Speaking at the strategy rollout, U.S. Attorney General Eric Holder said the effort is particularly important "in this time of ongoing economic recovery." He said American companies remain the most innovative in the world and are responsible for many of the most important technological advances.
However, Holder said such prosperity can also be a double-edged sword as it would inevitably attracts global rivals -- including individuals, companies, and even countries – eager to tilt the playing field to their advantage.
"By corrupting insiders, hiring hackers, and engaging in other unscrupulous and illegal activities, these entities can inflict devastating harm on individual creators, start-ups, and major companies," he said.

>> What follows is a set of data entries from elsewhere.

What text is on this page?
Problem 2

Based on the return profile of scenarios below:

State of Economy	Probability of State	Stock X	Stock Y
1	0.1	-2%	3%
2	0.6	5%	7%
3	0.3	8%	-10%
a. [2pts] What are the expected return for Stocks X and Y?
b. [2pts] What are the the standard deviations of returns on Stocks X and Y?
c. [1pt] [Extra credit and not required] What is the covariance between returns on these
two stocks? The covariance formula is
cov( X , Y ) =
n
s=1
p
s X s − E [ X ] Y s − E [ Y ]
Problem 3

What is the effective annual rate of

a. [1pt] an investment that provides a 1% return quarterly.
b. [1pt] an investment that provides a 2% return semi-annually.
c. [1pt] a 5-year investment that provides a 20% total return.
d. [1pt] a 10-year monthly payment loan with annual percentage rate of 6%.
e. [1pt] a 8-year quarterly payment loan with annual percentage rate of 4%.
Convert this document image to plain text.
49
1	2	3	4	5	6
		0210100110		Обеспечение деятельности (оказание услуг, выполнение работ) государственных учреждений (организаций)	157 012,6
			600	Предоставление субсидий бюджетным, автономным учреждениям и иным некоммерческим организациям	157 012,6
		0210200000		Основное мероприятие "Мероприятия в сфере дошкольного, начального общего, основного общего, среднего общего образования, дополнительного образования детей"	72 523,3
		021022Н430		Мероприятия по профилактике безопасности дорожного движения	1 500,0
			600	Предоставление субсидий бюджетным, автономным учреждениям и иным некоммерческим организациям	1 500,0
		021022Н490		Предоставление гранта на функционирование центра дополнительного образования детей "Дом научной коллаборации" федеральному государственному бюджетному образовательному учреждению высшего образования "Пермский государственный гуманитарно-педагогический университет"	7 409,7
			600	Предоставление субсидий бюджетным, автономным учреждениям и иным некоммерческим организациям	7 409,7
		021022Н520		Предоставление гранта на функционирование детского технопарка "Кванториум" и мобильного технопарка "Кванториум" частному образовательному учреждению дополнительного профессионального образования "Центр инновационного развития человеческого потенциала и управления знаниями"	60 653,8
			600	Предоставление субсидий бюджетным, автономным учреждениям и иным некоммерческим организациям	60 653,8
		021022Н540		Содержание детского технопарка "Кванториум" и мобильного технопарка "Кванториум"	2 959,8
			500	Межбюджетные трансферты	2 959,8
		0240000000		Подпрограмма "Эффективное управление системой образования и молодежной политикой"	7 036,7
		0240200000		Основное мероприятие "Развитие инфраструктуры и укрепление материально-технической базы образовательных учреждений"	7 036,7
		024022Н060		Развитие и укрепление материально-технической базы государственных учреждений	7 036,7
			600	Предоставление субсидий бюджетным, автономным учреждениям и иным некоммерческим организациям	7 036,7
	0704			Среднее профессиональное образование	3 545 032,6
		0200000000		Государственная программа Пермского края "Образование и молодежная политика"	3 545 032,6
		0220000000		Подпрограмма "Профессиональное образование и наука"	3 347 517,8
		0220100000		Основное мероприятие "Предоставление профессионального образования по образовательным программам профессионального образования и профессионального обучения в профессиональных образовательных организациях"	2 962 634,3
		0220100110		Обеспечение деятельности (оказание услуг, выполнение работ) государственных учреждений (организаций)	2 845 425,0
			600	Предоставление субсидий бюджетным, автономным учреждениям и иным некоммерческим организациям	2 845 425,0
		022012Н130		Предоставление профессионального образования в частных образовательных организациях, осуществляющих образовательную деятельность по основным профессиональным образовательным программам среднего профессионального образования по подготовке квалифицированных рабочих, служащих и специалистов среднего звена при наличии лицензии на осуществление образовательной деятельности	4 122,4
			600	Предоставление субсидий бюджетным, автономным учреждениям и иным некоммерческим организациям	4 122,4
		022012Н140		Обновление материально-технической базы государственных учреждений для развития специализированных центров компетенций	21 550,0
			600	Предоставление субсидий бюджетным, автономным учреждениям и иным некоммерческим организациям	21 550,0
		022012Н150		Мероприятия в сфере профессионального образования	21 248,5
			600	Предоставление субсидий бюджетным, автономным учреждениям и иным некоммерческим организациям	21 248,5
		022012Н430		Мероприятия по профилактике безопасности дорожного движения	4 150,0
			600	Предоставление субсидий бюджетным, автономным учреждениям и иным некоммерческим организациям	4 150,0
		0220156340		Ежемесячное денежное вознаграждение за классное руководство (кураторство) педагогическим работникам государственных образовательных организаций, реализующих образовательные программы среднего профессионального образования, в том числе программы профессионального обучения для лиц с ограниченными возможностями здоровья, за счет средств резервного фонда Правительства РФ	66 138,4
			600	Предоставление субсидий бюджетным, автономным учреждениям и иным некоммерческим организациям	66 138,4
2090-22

He warned new technologies that have brought down traditional barriers to international commerce also have made it "easier for criminals to steal trade secrets -- and to do so from anywhere in the world."
This week U.S. cybersecurity company Mandiant in Virginia released a lengthy study about China's cyberattacks, tracing some of those to a 12-story building outside Shanghai that is home to a unit of China's People's Liberation Army.
The New York Times in an investigative piece on Mandiant's findings also said a growing body of digital forensic evidence, confirmed by U.S. intelligence officials, showed much of the attacks on U.S. corporations, organizations and government agencies appeared to originate in and around the Shanghai building.
Both the Chinese defense and foreign ministries strongly denied allegations of cyberattacks on U.S. websites, adding China itself is a victim of such attacks.
The new administration strategy, drawn up with inputs from various U.S. departments and intelligence agencies, warned, "Emerging trends indicate that the pace of economic espionage and trade secret theft against U.S. corporations is accelerating."
Deputy Secretary of Commerce Rebecca Blank said a study by her department found nearly 35 percent of U.S. GDP comes from industries relying heavily on intellectual property. These industries account for more than half the value of U.S. exports and support about 40 million good-paying jobs.
"Trade secrets are a unique form of intellectual property in that -- unlike the patents and trademarks we studied -- their value comes from other businesses not knowing about them," she said.
In his media briefing Wednesday, White House press secretary Jay Carney urged Congress to take up cybersecurity legislation "because it's important for our national security and our economic security."